Добавить в цитаты Настройки чтения

Страница 132 из 152

— Сеялку, сеялку вытаскивай! — свирепо орал Гришка и топором рубил замок на воротах сарая.

— Пожарники! Едуть! — пропел где-то Бедняга.

— Мария! Мария! — звал Гришка и рубил топором огромный замок, и летели из замка искры.

— Пожарники! — закричала из деревни Наташа.

Она с ведром стояла на крыше дома и махала ведром над головой.

Ветер с воем раздувал огонь по всему рухнувшему коровнику, накалял воздух, и бересты вдоль двора скручивались, подскакивали, сами катились по земле.

Тройка с огромными колокольцами, с красной бочкой, грохоча, летела по деревне. Пожарники, сверкая касками, на ходу спрыгивали и бежали на огонь. Впереди скакал начальник в синей милицейской гимнастерке и грел коня хлыстом.

— Товарищ Париков! Гражданин начальник! — вскрикивал Бедняга, поднимая руки над головой, горестно показывая на пожар.

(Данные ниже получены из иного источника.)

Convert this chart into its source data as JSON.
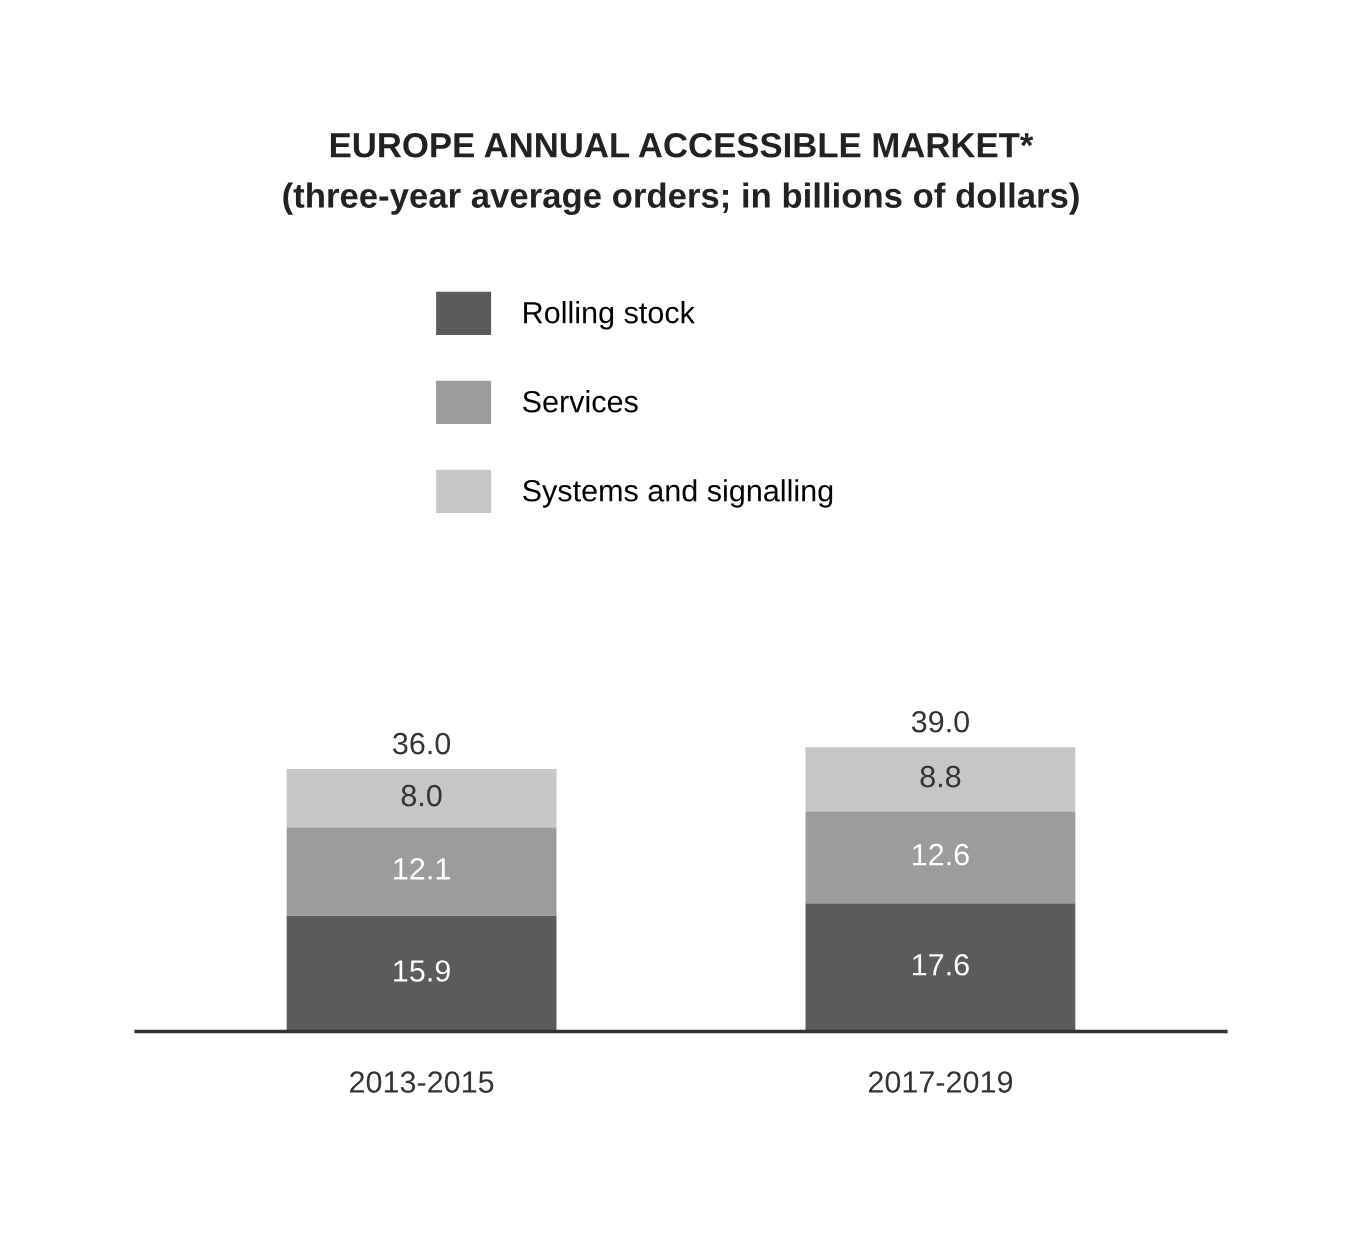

Начальник промчался мимо и спрыгнул с коня возле сарая. Тройка развернулась, и пожарники вытащили из-под бочки две длинные кишки и побежали с ними, как с винтовками. Подкатила вторая тройка, тоже с бочкой, с насосом. Насос поставили возле колодца. Начали качать воду.

Бедняга откуда-то вытащил длинный черный лом. Гришка и Париков поддели ломом замок, вывернули его вместе с пробоем. Ворота распахнулись, из них повалил дым. И тут вся крыша сарая со всех сторон одним духом вспыхнула. Санька и Калина пятились перед огнем на конек, отмахивались от жара пустыми ведрами. Пламя шло по крыше волглыми языками.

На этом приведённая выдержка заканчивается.